Governments are the only actors capable of underwriting the scale of investments required; of coordinating multiple actors around the common goal of decarbonization; and of ensuring the costs and benefits of a green transition are distributed equitably across society so that social injustices are tackled alongside environmental crises. As I have argued before, this shift can be aided by a ‘mission’ oriented approach that sets key goals such as making cities carbon neutral and freeing the oceans of all plastic. Mission making begins not by asking the question ‘where is the market failure that needs fixing?’ but rather the question ‘what is the problem we want to solve?’ and then attempts to marshal economic resources across multiple sectors and coordinate diverse stakeholders around tackling this shared challenge. Mission thinking is arguably the only way we can make progress towards achieving the UN Sustainable Development Goals.

Key here is to use the full range of levers available to governments — from supply-side interventions, with the state acting as an investor of first resort (rather than lender of last resort) and as a funder and regulator with clear direction, to demand-side interventions, with the use of dynamic procurement policy to incentivize innovative solutions in domains ranging from public transport to housing. Governments play a critical role in catalysing and coordinating both public and private investment around common goals, not least transitioning to a green economy. Industrial strategies must not be about subsidizing specific sectors but about catalysing transformation across all sectors in order to meet social goals: climate action requires sectors as diverse as digital, nutrition, transport and construction to innovate and collaborate.
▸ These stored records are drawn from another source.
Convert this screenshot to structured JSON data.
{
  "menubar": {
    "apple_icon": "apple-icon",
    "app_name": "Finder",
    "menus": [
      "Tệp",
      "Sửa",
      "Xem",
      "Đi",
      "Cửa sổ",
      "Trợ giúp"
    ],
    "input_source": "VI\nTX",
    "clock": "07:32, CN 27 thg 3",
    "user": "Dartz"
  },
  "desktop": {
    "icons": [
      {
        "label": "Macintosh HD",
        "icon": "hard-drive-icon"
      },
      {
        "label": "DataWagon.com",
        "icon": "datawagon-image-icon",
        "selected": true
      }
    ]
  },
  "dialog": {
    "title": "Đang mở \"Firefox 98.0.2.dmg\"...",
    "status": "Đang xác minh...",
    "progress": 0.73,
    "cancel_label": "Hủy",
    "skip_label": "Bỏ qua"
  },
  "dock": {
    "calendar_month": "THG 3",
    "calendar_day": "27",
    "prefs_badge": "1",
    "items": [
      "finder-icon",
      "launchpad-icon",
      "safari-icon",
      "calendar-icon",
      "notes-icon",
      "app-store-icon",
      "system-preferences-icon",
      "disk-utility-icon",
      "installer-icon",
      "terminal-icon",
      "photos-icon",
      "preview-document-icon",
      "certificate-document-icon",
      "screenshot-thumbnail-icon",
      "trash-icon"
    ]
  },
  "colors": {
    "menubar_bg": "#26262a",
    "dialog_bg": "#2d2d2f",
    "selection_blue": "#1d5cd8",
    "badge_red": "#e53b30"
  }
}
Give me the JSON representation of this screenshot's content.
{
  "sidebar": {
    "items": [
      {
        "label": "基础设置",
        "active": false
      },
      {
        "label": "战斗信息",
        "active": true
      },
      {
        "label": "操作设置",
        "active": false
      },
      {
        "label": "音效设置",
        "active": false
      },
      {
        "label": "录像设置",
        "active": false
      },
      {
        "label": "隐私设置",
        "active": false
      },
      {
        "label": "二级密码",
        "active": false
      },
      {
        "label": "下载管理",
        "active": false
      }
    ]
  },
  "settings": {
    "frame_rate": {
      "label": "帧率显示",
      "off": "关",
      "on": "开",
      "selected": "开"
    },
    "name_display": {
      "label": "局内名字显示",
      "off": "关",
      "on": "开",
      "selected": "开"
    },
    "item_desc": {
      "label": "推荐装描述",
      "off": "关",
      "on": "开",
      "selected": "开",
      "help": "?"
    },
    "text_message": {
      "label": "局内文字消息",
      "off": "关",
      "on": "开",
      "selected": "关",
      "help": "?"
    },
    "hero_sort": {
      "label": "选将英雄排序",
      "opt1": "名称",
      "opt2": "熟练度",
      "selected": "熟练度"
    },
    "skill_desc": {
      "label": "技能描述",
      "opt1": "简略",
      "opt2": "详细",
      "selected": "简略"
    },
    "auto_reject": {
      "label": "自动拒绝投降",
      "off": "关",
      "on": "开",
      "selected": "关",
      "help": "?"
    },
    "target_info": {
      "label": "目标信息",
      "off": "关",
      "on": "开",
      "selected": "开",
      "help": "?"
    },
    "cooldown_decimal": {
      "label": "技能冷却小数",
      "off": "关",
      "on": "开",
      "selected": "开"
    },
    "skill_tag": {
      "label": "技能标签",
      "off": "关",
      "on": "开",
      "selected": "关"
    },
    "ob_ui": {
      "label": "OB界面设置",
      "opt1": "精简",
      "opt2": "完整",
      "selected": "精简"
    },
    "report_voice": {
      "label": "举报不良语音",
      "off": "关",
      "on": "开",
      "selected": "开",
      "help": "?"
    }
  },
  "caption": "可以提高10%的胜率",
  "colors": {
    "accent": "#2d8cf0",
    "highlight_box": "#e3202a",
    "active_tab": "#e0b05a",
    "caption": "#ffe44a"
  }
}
In terms of finance, we need the huge fiscal powers of the state — powers demonstrated by successive unprecedented governmental responses to the 2008 financial crisis and COVID-19 — to be focused on the green transition. This time around we cannot just inject the system with liquidity; finance must be directed towards creating a sustainable economy — changing old industries such as steel and cement, and investing in green technologies and renewable energy. This must occur through an aligned set of policies and a range of mechanisms including innovation agencies, procurement and patient long-term finance provided through public development banks. Ambitious policies need to be structured to ‘crowd in’ private investors, with conditionalities attached to ensure the result is truly inclusive and sustainable.

A new social contract is required. Specifically, green conditionalities need to be built into public–private partnerships, public procurement contracts and bailout deals. A good example of the state taking the initiative and leading the green economy agenda is Germany’s state-owned development bank, KfW, which offers loans to the steel industry that include conditions to reduce carbon content and emissions. The French and Dutch governments’ COVID-19 bailouts for their national airline carriers, Air France and KLM, were made conditional on planes reducing emissions per passenger and cutting domestic flights in favour of rail travel — by 40% in France. But such one-off deals need to be rolled out across multiple markets — they should be normalized in both good times and bad. New metrics that measure commitments to decarbonization need to be internalized into markets so that investors and regulators can mandate companies to report the price of carbon they assume in their strategic planning. Shareholder value just doesn’t cut it anymore.

The Green New Deal needs to radically transform capitalism — if it is to be saved from itself, and us from it. The only way to do this is through reorienting the economy around mission thinking. This means redesigning financial systems, public–private partnerships and public policy to align with the Sustainable Development Goals. Only then will we build a more innovative, sustainable and resilient economy, capable of meeting the climate challenge, rather than reacting to one crisis after another.